Sono queste alcune delle domande a cui il progetto “AAA” ha voluto dare una risposta attraverso un corposo percorso formativo volto a promuovere sia maggiore consapevolezza sul tema discriminazione sia sugli strumenti per contrastarla, fornendo anche attraverso una consultazione pubblica declinata in quattro versioni differenti  - rivolta, come nel caso della formazione, a persone con disabilità e familiari, leader associativi, operatori, professionisti e tecnici del settore – un’analisi del fenomeno della discriminazione basata sulla disabilità in Italia e, di rimando, sull’impatto sulla Qualità di Vita delle persone con disabilità e delle loro famiglie.

Proprio dalla consultazione sono arrivate le risposte delle persone con disabilità, dei familiari e dei professionisti del settore di cui possiamo dare un’anteprima di seguito e che saranno illustrate in maniera completa durante l’evento, in un intervento dedicato.

Le risposte delle persone con disabilità rispecchiano un quadro decisamente non ottimale per un paese che, in teoria, a livello normativo è tra i più avanzati: il 64% delle persone con disabilità ha risposto in maniera affermativa alla domanda relativa all’aver avuto difficoltà nell’ottenere il rispetto dei propri diritti di cittadino/a, e di questi, il 29% ha dichiarato di aver avuto difficoltà perché non è stato ottenuto ciò che veniva chiesto con una annessa rinuncia; il 33% ha dichiarato di non aver ottenuto ciò che veniva chiesto ma di aver insistito, e il 38% ha dichiarato di aver ottenuto solo in parte ciò che era stato chiesto.
Anche per quanto concerne i familiari le risposte sono estremamente indicative di un contesto difficile: alla domanda relativa all’aver riscontrato o all’aver assistito ad episodi. Comportamenti e atteggiamenti discriminatori a danno delle persone con disabilità care, il 63% dei familiari ha risposto di sì, attestando tuttavia anche un 18% di “non so/ non sono in grado di dire se si tratta di discriminazioni” e relativamente alla circostanza in cui c’è stato l’episodio discriminatorio, il 60% dei familiari ha indicato scuola/università.
Nello specifico, durante il convegno si affronteranno i temi legati al come le persone con disabilità intellettive possono essere aiutate a percepire e contrastare la discriminazione, come prevenire le discriminazioni e supportare le persone con disabilità nel reagire alle stesse, e al ruolo dei genitori in presenza di comportamenti discriminatori.
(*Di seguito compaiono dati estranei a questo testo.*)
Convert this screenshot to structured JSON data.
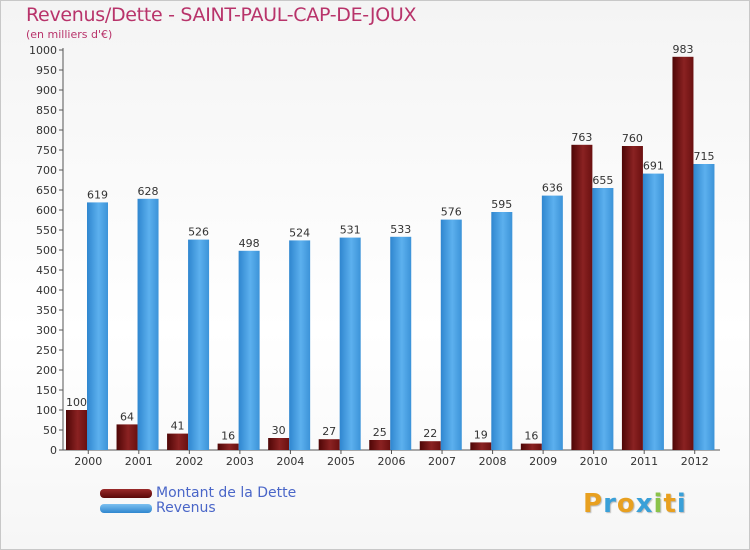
{
  "title": "Revenus/Dette - SAINT-PAUL-CAP-DE-JOUX",
  "subtitle": "(en milliers d'€)",
  "chart_data": {
    "type": "bar",
    "categories": [
      "2000",
      "2001",
      "2002",
      "2003",
      "2004",
      "2005",
      "2006",
      "2007",
      "2008",
      "2009",
      "2010",
      "2011",
      "2012"
    ],
    "series": [
      {
        "name": "Montant de la Dette",
        "color": "#7a1c1c",
        "values": [
          100,
          64,
          41,
          16,
          30,
          27,
          25,
          22,
          19,
          16,
          763,
          760,
          983
        ]
      },
      {
        "name": "Revenus",
        "color": "#4ea3e6",
        "values": [
          619,
          628,
          526,
          498,
          524,
          531,
          533,
          576,
          595,
          636,
          655,
          691,
          715
        ]
      }
    ],
    "ylim": [
      0,
      1000
    ],
    "ystep": 50,
    "grid": false,
    "legend": "bottom-left"
  },
  "legend": {
    "items": [
      {
        "label": "Montant de la Dette",
        "color": "#6a1010"
      },
      {
        "label": "Revenus",
        "color": "#4ea3e6"
      }
    ]
  },
  "logo": {
    "letters": [
      {
        "ch": "P",
        "color": "#e8a020"
      },
      {
        "ch": "r",
        "color": "#3aa0d8"
      },
      {
        "ch": "o",
        "color": "#e8a020"
      },
      {
        "ch": "x",
        "color": "#3aa0d8"
      },
      {
        "ch": "i",
        "color": "#8bc34a"
      },
      {
        "ch": "t",
        "color": "#e8a020"
      },
      {
        "ch": "i",
        "color": "#3aa0d8"
      }
    ]
  }
}
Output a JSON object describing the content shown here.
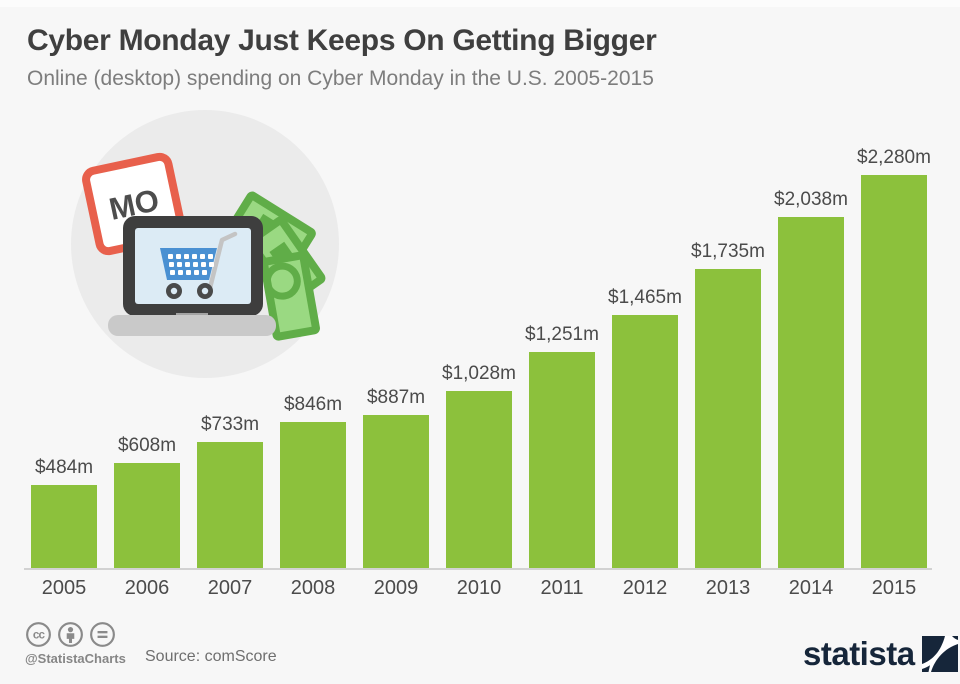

Di particolare importanza, inoltre, saranno le testimonianze video in tema di discriminazioni di Silvia, Pierantonio, Aly, Giuseppina e Cristina, autorappresentanti di Anffas Cesena: sarà con le loro voci, infatti, che sarà possibile davvero capire cosa si prova ad essere discriminati e come può essere terribile questa esperienza.

Altri argomenti saranno quelli relativi al procedimento giudiziario avverso le discriminazioni e all’analisi di un caso concreto, interventi a cui seguiranno quelli relativi alla restituzione dei dati della consultazione di cui si è accennato precedentemente e ai nuovi elementi qualificanti la discriminazione sulla base della disabilità secondo la CRPD: da evidenziare che i dati della consultazione contribuiranno alla stesura dell’analisi a cura di ISGI – Istituto di Studi Giuridici del CNR volta ad individuare i punti di forza e di debolezza della Legge 67/06 e della sua applicazione nonché la definizione ed introduzione nel sistema italiano del concetto di “accomodamento ragionevole” anche rispetto al contesto europeo ed internazionale.

Saranno presenti al convegno Vincenzo Falabella (presidente Fish), Daniela Bonfirraro, (Ufficio Garante Nazionale dei Diritti delle persone private della libertà), Benedetta Demartis (Vice-Presidente Angsa), Alessandro Manfredi (presidente della Ledha), l’avv. Salvatore Nocera (Fish), Nazzaro Pagano (presidente Fand), l’avv. Gian Ettore Gassani (presidente Associazione Avvocati Matrimonialisti Italiani per la Tutela delle Persone, dei Minorenni e della Famiglia), Maria Sciarrino (Ufficio Inclusione Sociale e Invalidità Civile Inps) e in rappresentanza del Ministro Giuseppe Valditara ci sarà la dott.ssa Cleia Caiazza, dirigente dell’Ufficio IV presso la Direzione Generale per lo Studente, l’Inclusione e l’Orientamento Scolastico del Ministero dell’Istruzione e del Merito.

Tutte le informazioni e gli atti dell’evento saranno disponibili sul sito dell'Anffas.